It has been demonstrated earlier that electrophilic compounds present in vivo can be monitored by measuring the products (adducts) of their reaction with proteins, in particular hemoglobin (Hb) (1-5). Important nucleophilic sites in proteins, e.g., hemoglobin (Hb), which are reactive under physiological conditions are the imidazole nitrogen atoms in histidine residues, sulfur atoms in cysteine and methionine residues, oxygen atoms in carboxyl groups and in hydroxyl groups in tyrosine and serine residues, and the α-nitrogen atoms in the N-terminal valine residue of all four chains of human Hb (6).

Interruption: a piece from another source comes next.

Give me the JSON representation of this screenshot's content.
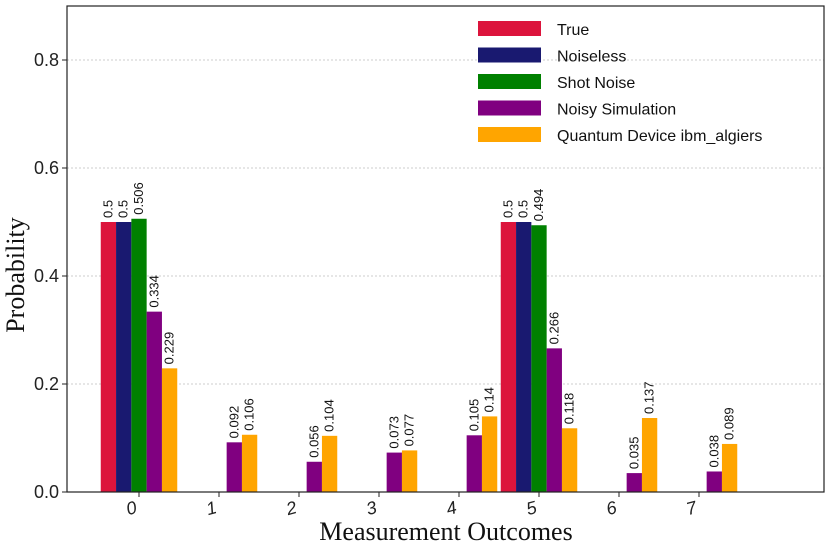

The so-called N-alkyl Edman procedure was developed for measurements of adducts (mainly low-molecular weight adducts) to N-terminal valine residues in Hb (7). This method was based on the original Edman degradation procedure (8,9) used for protein sequencing. It was observed that N-terminal valine N-alkylated with a radioactively labeled 2-hydroxyethyl moiety from ethylene oxide was released spontaneously as a phenylthiohydantoin (PTH) under the conditions (pH>7) employed for the coupling reaction between phenyl isothiocyanate (PITC) and protein. The released PTH could be separated from unmodified N-terminal valine residues, as well as from the rest of the protein by means of extraction.
This observation led to the development of the N-alkyl Edman procedure for gas chromatographic (GC)/mass spectrometric (MS) determination of Hb adducts (10). Because of its usefulness, the N-alkyl Edman method has been applied in a number of laboratories for research purposes, dose monitoring and hygienic surveillance (11-16).

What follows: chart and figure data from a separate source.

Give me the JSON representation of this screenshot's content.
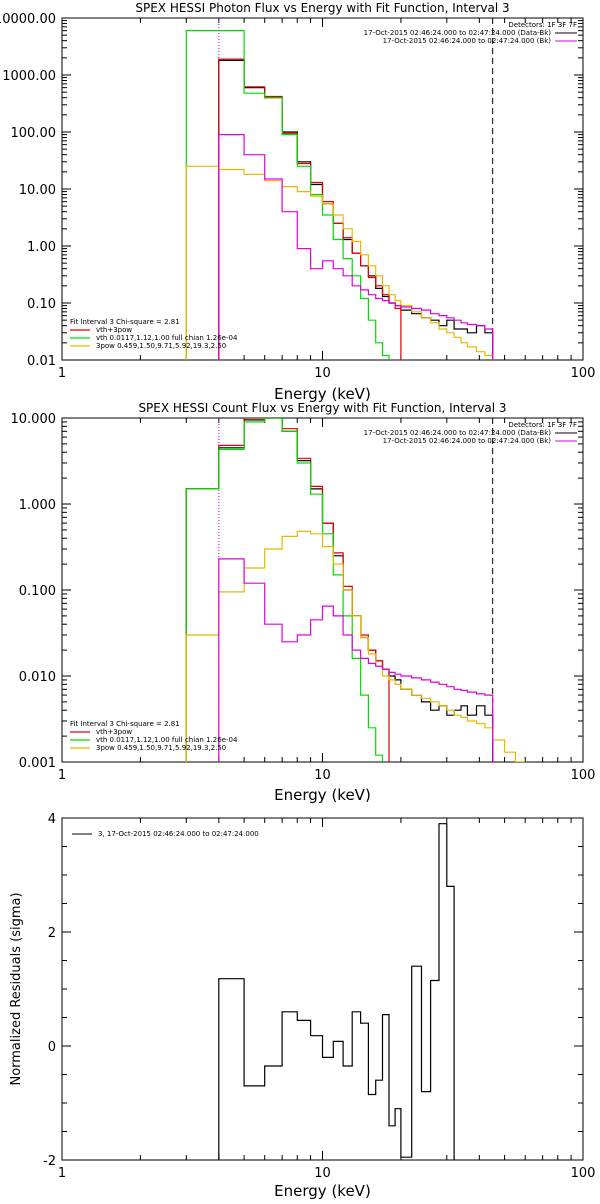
{
  "chart_data": [
    {
      "type": "line",
      "title": "SPEX HESSI Photon Flux vs Energy with Fit Function, Interval 3",
      "xlabel": "Energy (keV)",
      "ylabel": "",
      "x_scale": "log",
      "y_scale": "log",
      "xlim": [
        1,
        100
      ],
      "ylim": [
        0.01,
        10000
      ],
      "x_ticks": [
        "1",
        "10",
        "100"
      ],
      "y_ticks": [
        "0.01",
        "0.10",
        "1.00",
        "10.00",
        "100.00",
        "1000.00",
        "10000.00"
      ],
      "header_lines": [
        "Detectors: 1F 3F 7F",
        "17-Oct-2015 02:46:24.000 to 02:47:24.000 (Data-Bk)",
        "17-Oct-2015 02:46:24.000 to 02:47:24.000 (Bk)"
      ],
      "legend_lines": [
        "Fit Interval 3   Chi-square = 2.81",
        "vth+3pow",
        "vth 0.0117,1.12,1.00  full chian 1.26e-04",
        "3pow 0.459,1.50,9.71,5.92,19.3,2.50"
      ],
      "vlines": [
        4.0,
        45.0
      ],
      "edges": [
        3,
        4,
        5,
        6,
        7,
        8,
        9,
        10,
        11,
        12,
        13,
        14,
        15,
        16,
        17,
        18,
        19,
        20,
        22,
        24,
        26,
        28,
        30,
        32,
        34,
        36,
        39,
        42,
        45
      ],
      "series": [
        {
          "color": "#000000",
          "values": [
            null,
            1800,
            600,
            400,
            100,
            30,
            12,
            5.5,
            2.5,
            1.3,
            0.75,
            0.45,
            0.3,
            0.18,
            0.13,
            0.1,
            0.09,
            0.075,
            0.065,
            0.055,
            0.05,
            0.04,
            0.05,
            0.035,
            0.035,
            0.03,
            0.04,
            0.03
          ]
        },
        {
          "color": "#e00000",
          "values": [
            null,
            1900,
            620,
            420,
            95,
            28,
            13,
            6,
            2.5,
            1.4,
            0.75,
            0.45,
            0.28,
            0.2,
            0.14,
            0.1,
            0.08,
            null,
            null,
            null,
            null,
            null,
            null,
            null,
            null,
            null,
            null,
            null
          ]
        },
        {
          "color": "#00dd00",
          "values": [
            6000,
            6000,
            480,
            400,
            90,
            25,
            8,
            3.5,
            1.3,
            0.6,
            0.3,
            0.12,
            0.05,
            0.02,
            0.012,
            null,
            null,
            null,
            null,
            null,
            null,
            null,
            null,
            null,
            null,
            null,
            null,
            null
          ]
        },
        {
          "color": "#e8b800",
          "values": [
            25,
            22,
            18,
            14,
            11,
            9,
            7.5,
            5.5,
            3.5,
            2,
            1.2,
            0.7,
            0.45,
            0.3,
            0.2,
            0.14,
            0.11,
            0.09,
            0.07,
            0.055,
            0.045,
            0.035,
            0.03,
            0.025,
            0.02,
            0.017,
            0.014,
            0.012
          ]
        },
        {
          "color": "#e000e0",
          "values": [
            null,
            90,
            40,
            15,
            4,
            0.9,
            0.4,
            0.55,
            0.4,
            0.3,
            0.2,
            0.17,
            0.14,
            0.12,
            0.11,
            0.1,
            0.09,
            0.085,
            0.08,
            0.075,
            0.065,
            0.06,
            0.055,
            0.05,
            0.045,
            0.042,
            0.04,
            0.035
          ]
        }
      ]
    },
    {
      "type": "line",
      "title": "SPEX HESSI Count Flux vs Energy with Fit Function, Interval 3",
      "xlabel": "Energy (keV)",
      "ylabel": "",
      "x_scale": "log",
      "y_scale": "log",
      "xlim": [
        1,
        100
      ],
      "ylim": [
        0.001,
        10
      ],
      "x_ticks": [
        "1",
        "10",
        "100"
      ],
      "y_ticks": [
        "0.001",
        "0.010",
        "0.100",
        "1.000",
        "10.000"
      ],
      "header_lines": [
        "Detectors: 1F 3F 7F",
        "17-Oct-2015 02:46:24.000 to 02:47:24.000 (Data-Bk)",
        "17-Oct-2015 02:46:24.000 to 02:47:24.000 (Bk)"
      ],
      "legend_lines": [
        "Fit Interval 3   Chi-square = 2.81",
        "vth+3pow",
        "vth 0.0117,1.12,1.00  full chian 1.26e-04",
        "3pow 0.459,1.50,9.71,5.92,19.3,2.50"
      ],
      "vlines": [
        4.0,
        45.0
      ],
      "edges": [
        3,
        4,
        5,
        6,
        7,
        8,
        9,
        10,
        11,
        12,
        13,
        14,
        15,
        16,
        17,
        18,
        19,
        20,
        22,
        24,
        26,
        28,
        30,
        32,
        34,
        36,
        39,
        42,
        45,
        50,
        55,
        60,
        65
      ],
      "series": [
        {
          "color": "#000000",
          "values": [
            1.5,
            4.5,
            9.5,
            10,
            7,
            3.2,
            1.5,
            0.6,
            0.25,
            0.1,
            0.05,
            0.028,
            0.02,
            0.015,
            0.012,
            0.01,
            0.009,
            0.007,
            0.006,
            0.005,
            0.004,
            0.0045,
            0.0035,
            0.004,
            0.0045,
            0.0035,
            0.0045,
            0.0035,
            null,
            null,
            null,
            null
          ]
        },
        {
          "color": "#e00000",
          "values": [
            1.5,
            4.8,
            10,
            11,
            7.5,
            3.4,
            1.6,
            0.6,
            0.27,
            0.11,
            0.05,
            0.03,
            0.02,
            0.015,
            0.012,
            null,
            null,
            null,
            null,
            null,
            null,
            null,
            null,
            null,
            null,
            null,
            null,
            null,
            null,
            null,
            null,
            null
          ]
        },
        {
          "color": "#00dd00",
          "values": [
            1.5,
            4.3,
            9,
            10,
            7,
            3,
            1.3,
            0.45,
            0.15,
            0.05,
            0.016,
            0.006,
            0.0025,
            0.0012,
            null,
            null,
            null,
            null,
            null,
            null,
            null,
            null,
            null,
            null,
            null,
            null,
            null,
            null,
            null,
            null,
            null,
            null
          ]
        },
        {
          "color": "#e8b800",
          "values": [
            0.03,
            0.095,
            0.18,
            0.3,
            0.42,
            0.48,
            0.45,
            0.32,
            0.2,
            0.1,
            0.05,
            0.028,
            0.018,
            0.013,
            0.01,
            0.009,
            0.008,
            0.007,
            0.006,
            0.0055,
            0.005,
            0.0045,
            0.004,
            0.0035,
            0.0033,
            0.003,
            0.0028,
            0.0025,
            0.0018,
            0.0013,
            0.001,
            null
          ]
        },
        {
          "color": "#e000e0",
          "values": [
            null,
            0.23,
            0.12,
            0.04,
            0.025,
            0.03,
            0.045,
            0.065,
            0.05,
            0.03,
            0.02,
            0.016,
            0.014,
            0.013,
            0.012,
            0.011,
            0.0105,
            0.01,
            0.0095,
            0.009,
            0.0085,
            0.008,
            0.0075,
            0.007,
            0.0068,
            0.0065,
            0.0062,
            0.006,
            null,
            null,
            null,
            null
          ]
        }
      ]
    },
    {
      "type": "line",
      "title": "",
      "xlabel": "Energy (keV)",
      "ylabel": "Normalized Residuals (sigma)",
      "x_scale": "log",
      "y_scale": "linear",
      "xlim": [
        1,
        100
      ],
      "ylim": [
        -2,
        4
      ],
      "x_ticks": [
        "1",
        "10",
        "100"
      ],
      "y_ticks": [
        "-2",
        "0",
        "2",
        "4"
      ],
      "legend": "3, 17-Oct-2015 02:46:24.000 to 02:47:24.000",
      "edges": [
        4,
        5,
        6,
        7,
        8,
        9,
        10,
        11,
        12,
        13,
        14,
        15,
        16,
        17,
        18,
        19,
        20,
        22,
        24,
        26,
        28,
        30,
        32,
        34,
        36,
        39,
        42,
        45
      ],
      "series": [
        {
          "color": "#000000",
          "values": [
            1.18,
            -0.7,
            -0.35,
            0.6,
            0.45,
            0.18,
            -0.2,
            0.08,
            -0.35,
            0.6,
            0.4,
            -0.85,
            -0.6,
            0.55,
            -1.4,
            -1.1,
            -1.95,
            1.4,
            -0.8,
            1.15,
            3.9,
            2.8,
            null,
            null,
            null,
            null,
            null
          ]
        }
      ]
    }
  ]
}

A brief description of the N-alkyl Edman procedure is presented in FIG. 1. A sample of the globin (isolated from red blood cells by acid precipitation) is dissolved in formamide. Pentafluorophenyl isothiocyanate (PFPITC) is then added, together with a small amount of aqueous 1 M NaOH in order to obtain a near-neutral solution. This mixture is maintained at room temperature overnight, after which the temperature is raised to 45° C. for approximately two hours (17). The pentafluorophenylthiohydantoin (PFPTH) derivatives of the terminal N-alkylvaline residues are released in high yield by this procedure and can subsequently be isolated by extraction (liquid-liquid).

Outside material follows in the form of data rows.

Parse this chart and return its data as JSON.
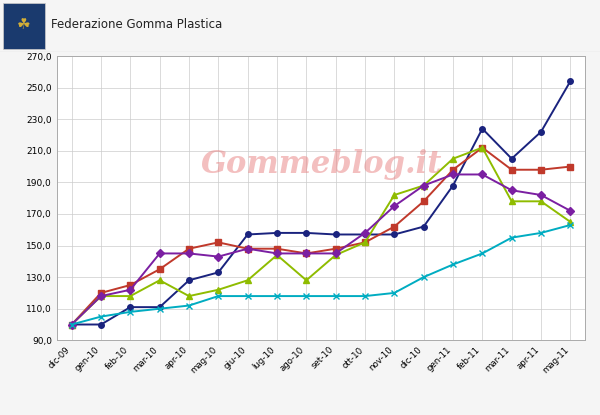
{
  "x_labels": [
    "dic-09",
    "gen-10",
    "feb-10",
    "mar-10",
    "apr-10",
    "mag-10",
    "giu-10",
    "lug-10",
    "ago-10",
    "set-10",
    "ott-10",
    "nov-10",
    "dic-10",
    "gen-11",
    "feb-11",
    "mar-11",
    "apr-11",
    "mag-11"
  ],
  "SBR_1500": [
    100,
    100,
    111,
    111,
    128,
    133,
    157,
    158,
    158,
    157,
    157,
    157,
    162,
    188,
    224,
    205,
    222,
    254
  ],
  "SMR_CV": [
    100,
    120,
    125,
    135,
    148,
    152,
    148,
    148,
    145,
    148,
    152,
    162,
    178,
    198,
    212,
    198,
    198,
    200
  ],
  "SMR_20": [
    100,
    118,
    118,
    128,
    118,
    122,
    128,
    144,
    128,
    144,
    152,
    182,
    188,
    205,
    212,
    178,
    178,
    165
  ],
  "LATTICE": [
    100,
    118,
    122,
    145,
    145,
    143,
    148,
    145,
    145,
    145,
    158,
    175,
    188,
    195,
    195,
    185,
    182,
    172
  ],
  "NERO_DI_CARBONIO": [
    100,
    105,
    108,
    110,
    112,
    118,
    118,
    118,
    118,
    118,
    118,
    120,
    130,
    138,
    145,
    155,
    158,
    163
  ],
  "colors": {
    "SBR_1500": "#1a237e",
    "SMR_CV": "#c0392b",
    "SMR_20": "#8fbc00",
    "LATTICE": "#7b1fa2",
    "NERO_DI_CARBONIO": "#00acc1"
  },
  "markers": {
    "SBR_1500": "o",
    "SMR_CV": "s",
    "SMR_20": "^",
    "LATTICE": "D",
    "NERO_DI_CARBONIO": "x"
  },
  "ylim": [
    90,
    270
  ],
  "yticks": [
    90,
    110,
    130,
    150,
    170,
    190,
    210,
    230,
    250,
    270
  ],
  "header_text": "Federazione Gomma Plastica",
  "watermark": "Gommeblog.it",
  "bg_color": "#f5f5f5",
  "plot_bg": "#ffffff",
  "grid_color": "#cccccc"
}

Although the N-alkyl Edman procedure has become an established method for analysis of N-substituted hemoglobin adducts, the method has its restrictions, e.g., the range of adducts that can be analyzed is limited. Small adducts, e.g., involving ethylene oxide and propylene oxide, can be quantified at the pmol/g globin level, which is sensitive enough for measurement of background adduct levels (levels without known exposure). However, adducts with a few polar groups are more difficult to analyse, due to the limitations imposed by the GC separation system prior to MS detection. Some of these limitations can be solved, e.g., by further derivatisation of the polar groups (18). However, this approach is both time-consuming and demands the development of new procedures for each specific adduct. Furthermore, adducts of high molecular weight (>500 mass units, mu) and/or thermolabile adducts are extremely difficult to analyze using the GC-MS based N-alkyl Edman procedure.
Accordingly, there is a need for more versatile and sensitive, as well as simpler methods for analyzing adducts.